We caught some of the water in some empty bottles I keep for the chilling water in the fridge, and then sweaty guy took the jug off and then said he'd be back with a new dispenser.  Because obviously, there's a problem with the dispenser. 

He was back ten minutes later (remember, I live on the fourth floor, no elevator) with a new dispenser, and when he plopped the jug on, the water started pouring out onto the floor.  Glug, glug, glug...   He didn't notice at first, I pointed it out to him. 

He took the jug off again and set it down and said to me, maybe it's the jug.  OH, YA THINK? 

So he left with the broken jug, and I went and got a couple of mops and cleaned our tile floor with the drinking water than had spilled.  Another water guy came a few minutes later, this time with a new bottle, and said, ooh, this place is so clean....

*******

So one of X's friends is a funny guy, funny because he does funny things, says what's on his mind.  I like him a lot.  But I think Americans are funnier than Chinese people, culturally speaking.  Whenever an insect or animal comes up in conversation, I always ask, oh, is it good to eat?  Sidesplitting laugher.  I also tease my teachers, pretending to mishear what they say, accusing them of something, offering advice, and then not understanding when they try to explain.  It's a gag, but they are suckers for it. 

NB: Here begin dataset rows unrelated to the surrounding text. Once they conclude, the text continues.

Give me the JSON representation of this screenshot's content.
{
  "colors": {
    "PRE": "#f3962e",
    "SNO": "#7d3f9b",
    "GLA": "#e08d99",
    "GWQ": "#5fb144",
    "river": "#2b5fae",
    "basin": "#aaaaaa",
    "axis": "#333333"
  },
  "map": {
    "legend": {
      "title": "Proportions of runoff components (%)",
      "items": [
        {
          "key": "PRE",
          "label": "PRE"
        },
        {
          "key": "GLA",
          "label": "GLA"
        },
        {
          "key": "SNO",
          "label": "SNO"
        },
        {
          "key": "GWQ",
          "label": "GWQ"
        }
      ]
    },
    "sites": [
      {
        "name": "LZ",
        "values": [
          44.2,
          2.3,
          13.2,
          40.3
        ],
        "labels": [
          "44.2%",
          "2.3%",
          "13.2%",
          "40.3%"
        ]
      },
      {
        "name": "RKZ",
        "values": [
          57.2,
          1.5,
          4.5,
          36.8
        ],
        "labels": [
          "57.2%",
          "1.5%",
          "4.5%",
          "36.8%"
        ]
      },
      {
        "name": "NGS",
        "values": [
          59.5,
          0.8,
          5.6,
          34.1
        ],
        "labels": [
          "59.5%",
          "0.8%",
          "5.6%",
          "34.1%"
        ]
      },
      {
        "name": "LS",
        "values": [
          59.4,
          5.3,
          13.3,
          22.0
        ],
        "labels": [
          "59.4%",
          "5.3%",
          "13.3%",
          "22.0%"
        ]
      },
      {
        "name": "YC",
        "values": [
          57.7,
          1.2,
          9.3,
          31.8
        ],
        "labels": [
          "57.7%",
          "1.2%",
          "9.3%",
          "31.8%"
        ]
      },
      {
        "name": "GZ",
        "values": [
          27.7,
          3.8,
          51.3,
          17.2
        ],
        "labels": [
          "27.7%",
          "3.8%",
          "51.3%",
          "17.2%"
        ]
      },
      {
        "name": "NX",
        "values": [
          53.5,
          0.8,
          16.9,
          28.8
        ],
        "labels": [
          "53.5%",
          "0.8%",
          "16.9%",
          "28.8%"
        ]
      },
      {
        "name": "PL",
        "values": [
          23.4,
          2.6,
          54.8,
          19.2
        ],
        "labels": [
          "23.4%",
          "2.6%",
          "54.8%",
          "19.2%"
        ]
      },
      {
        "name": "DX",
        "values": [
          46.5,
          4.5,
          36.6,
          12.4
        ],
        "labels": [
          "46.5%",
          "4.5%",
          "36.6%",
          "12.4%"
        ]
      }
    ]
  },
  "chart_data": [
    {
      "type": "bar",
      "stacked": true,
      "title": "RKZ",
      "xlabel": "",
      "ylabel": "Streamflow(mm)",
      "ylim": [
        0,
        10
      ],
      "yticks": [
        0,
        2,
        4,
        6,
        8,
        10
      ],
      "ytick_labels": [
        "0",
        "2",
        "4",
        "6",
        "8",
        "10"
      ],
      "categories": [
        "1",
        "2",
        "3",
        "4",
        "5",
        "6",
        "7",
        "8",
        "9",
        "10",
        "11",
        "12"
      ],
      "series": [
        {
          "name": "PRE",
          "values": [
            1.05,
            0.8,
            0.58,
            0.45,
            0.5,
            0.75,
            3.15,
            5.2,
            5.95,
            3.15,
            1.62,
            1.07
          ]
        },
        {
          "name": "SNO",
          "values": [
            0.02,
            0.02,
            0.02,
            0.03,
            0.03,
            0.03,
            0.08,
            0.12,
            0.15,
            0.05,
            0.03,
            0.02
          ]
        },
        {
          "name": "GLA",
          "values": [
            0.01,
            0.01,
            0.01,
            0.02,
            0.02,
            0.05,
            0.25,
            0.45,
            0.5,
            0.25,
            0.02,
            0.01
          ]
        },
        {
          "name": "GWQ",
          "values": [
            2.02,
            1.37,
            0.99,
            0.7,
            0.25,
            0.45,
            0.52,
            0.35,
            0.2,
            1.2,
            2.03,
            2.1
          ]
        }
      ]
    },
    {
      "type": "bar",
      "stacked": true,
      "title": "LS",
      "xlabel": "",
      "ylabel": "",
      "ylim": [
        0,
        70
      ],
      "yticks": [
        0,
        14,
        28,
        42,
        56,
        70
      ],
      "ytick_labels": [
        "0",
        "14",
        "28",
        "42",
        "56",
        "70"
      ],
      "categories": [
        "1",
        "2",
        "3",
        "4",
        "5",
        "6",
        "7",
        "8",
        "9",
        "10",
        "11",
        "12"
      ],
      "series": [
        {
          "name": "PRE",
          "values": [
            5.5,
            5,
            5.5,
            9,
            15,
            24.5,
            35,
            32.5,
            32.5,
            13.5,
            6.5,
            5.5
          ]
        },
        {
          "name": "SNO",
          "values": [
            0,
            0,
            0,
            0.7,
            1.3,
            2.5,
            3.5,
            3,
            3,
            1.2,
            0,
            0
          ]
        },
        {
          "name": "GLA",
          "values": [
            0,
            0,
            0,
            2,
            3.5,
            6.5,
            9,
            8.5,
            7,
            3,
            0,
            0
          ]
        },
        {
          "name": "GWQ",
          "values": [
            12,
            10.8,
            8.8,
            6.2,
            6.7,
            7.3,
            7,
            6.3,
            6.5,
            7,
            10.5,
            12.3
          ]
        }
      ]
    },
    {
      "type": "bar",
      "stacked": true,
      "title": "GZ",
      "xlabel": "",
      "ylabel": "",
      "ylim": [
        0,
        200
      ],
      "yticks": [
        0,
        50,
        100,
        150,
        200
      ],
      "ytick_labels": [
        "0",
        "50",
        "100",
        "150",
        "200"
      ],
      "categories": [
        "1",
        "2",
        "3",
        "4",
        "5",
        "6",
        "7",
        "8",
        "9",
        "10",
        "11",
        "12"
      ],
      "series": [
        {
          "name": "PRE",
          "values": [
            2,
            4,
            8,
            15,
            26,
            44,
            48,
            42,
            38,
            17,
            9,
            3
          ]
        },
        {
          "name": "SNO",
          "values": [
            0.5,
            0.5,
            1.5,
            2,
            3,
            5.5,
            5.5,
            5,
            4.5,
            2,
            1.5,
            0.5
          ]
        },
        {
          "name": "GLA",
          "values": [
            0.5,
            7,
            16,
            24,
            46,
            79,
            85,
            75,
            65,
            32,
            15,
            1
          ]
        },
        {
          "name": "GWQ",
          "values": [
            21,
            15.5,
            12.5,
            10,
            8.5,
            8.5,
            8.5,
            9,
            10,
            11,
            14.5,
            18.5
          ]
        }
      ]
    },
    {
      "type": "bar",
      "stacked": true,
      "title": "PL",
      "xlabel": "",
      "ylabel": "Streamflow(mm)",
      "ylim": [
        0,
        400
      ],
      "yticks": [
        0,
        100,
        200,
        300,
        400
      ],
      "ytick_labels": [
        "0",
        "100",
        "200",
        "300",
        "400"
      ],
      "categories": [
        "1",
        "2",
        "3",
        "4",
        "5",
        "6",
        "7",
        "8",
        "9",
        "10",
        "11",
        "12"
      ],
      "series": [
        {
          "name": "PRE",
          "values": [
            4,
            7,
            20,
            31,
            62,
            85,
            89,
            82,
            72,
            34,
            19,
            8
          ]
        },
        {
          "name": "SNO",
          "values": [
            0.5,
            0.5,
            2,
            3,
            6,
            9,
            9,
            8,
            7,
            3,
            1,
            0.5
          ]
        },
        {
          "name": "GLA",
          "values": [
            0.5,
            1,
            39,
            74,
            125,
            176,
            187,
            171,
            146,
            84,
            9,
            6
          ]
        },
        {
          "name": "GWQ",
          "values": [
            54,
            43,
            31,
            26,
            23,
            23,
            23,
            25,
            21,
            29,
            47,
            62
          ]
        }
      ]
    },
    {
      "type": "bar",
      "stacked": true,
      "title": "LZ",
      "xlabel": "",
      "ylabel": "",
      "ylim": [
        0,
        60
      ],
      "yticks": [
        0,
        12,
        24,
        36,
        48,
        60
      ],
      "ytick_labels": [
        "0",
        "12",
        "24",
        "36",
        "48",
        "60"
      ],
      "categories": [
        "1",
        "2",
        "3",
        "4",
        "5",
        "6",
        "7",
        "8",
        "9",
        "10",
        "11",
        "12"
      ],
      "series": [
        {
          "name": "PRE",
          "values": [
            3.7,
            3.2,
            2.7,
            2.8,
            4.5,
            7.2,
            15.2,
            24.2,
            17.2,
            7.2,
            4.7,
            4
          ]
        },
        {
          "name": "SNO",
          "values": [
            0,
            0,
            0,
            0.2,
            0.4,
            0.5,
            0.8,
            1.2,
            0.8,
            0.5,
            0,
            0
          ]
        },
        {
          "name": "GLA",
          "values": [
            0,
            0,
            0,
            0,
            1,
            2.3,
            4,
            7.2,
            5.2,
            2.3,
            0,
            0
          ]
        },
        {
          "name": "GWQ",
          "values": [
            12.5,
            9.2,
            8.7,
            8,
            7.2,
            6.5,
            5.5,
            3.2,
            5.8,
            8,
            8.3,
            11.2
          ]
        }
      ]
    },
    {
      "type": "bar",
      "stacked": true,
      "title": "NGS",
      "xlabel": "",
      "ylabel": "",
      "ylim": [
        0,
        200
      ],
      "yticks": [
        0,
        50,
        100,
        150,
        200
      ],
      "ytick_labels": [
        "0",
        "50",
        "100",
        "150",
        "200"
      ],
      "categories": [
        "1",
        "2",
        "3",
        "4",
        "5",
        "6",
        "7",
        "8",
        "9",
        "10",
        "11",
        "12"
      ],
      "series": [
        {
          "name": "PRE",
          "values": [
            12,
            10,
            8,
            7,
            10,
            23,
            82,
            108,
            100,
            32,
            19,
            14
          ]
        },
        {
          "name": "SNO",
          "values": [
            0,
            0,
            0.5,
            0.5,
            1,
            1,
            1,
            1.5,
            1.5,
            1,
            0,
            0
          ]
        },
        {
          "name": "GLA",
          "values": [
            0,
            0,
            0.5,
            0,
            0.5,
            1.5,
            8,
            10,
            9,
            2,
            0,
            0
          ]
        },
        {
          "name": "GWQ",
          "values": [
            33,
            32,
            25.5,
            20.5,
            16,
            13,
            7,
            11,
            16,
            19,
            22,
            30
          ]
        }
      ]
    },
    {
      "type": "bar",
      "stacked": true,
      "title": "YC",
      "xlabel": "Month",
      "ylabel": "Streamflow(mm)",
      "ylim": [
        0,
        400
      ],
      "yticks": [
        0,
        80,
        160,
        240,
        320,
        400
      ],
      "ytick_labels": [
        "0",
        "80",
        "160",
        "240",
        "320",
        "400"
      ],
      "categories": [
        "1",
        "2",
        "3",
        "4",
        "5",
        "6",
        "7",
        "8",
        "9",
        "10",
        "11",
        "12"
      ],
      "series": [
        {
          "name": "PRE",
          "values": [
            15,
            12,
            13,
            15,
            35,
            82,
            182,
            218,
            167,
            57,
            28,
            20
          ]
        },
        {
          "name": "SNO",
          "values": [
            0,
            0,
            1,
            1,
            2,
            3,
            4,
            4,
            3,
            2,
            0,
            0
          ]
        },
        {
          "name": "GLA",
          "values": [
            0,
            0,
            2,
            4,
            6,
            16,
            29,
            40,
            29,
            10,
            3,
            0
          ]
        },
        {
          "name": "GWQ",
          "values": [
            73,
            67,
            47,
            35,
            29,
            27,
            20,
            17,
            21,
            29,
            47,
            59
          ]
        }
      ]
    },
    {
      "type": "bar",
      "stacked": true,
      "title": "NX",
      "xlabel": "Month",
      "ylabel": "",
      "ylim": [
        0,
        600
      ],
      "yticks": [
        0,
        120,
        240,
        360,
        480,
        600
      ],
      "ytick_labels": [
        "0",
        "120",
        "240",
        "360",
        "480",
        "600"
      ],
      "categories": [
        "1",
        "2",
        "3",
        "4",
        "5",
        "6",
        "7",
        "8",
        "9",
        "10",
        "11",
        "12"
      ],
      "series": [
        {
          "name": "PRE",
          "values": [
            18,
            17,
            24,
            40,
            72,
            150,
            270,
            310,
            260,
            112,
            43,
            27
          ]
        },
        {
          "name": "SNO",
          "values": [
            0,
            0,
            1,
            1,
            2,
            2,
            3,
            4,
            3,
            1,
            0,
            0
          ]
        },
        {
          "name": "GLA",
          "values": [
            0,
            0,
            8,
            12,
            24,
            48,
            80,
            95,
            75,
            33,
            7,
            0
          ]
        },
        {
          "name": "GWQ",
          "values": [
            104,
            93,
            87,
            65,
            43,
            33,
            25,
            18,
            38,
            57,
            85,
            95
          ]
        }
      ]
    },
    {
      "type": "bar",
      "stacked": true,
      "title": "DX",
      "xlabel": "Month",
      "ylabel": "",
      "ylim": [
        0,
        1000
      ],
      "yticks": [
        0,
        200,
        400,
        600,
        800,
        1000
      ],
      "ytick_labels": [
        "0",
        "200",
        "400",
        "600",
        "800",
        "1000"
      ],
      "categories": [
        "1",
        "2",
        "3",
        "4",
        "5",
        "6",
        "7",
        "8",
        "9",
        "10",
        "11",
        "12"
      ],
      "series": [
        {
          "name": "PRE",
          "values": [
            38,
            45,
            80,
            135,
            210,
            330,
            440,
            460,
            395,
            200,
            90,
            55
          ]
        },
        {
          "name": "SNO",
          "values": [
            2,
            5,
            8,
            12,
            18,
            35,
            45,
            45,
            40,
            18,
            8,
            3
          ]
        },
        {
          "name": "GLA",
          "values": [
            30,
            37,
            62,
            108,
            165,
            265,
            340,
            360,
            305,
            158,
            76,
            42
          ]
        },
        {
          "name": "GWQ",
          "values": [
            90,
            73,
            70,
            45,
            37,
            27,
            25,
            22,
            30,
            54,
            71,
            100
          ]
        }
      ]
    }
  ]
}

One teacher said she liked to eat pumpkin seeds, and I asked, what?  You like to eat socks?  (in Chinese, pumpkin seeds rhymes with socks).  Are they good to eat?  Do you eat shoes as well?  Me, I like to eat food.  Would you like to try some food?  Do not eat my socks!  Careful, she will eat your socks!

Inevitably, there's an explanation about pumpkin seeds being small, crunchy seeds, and I look at them confused and say, small crunchy socks?  What? 

After a while, one teacher said to me, I think you understand what I'm saying, I think you're saying those things on purpose.   Um... sorry, I say, I hear, cannot understand.  Uproarious laughter. 

As you all know, I'm uncomfortable being the center of attention, so I only let the gag run for about ten minutes or so.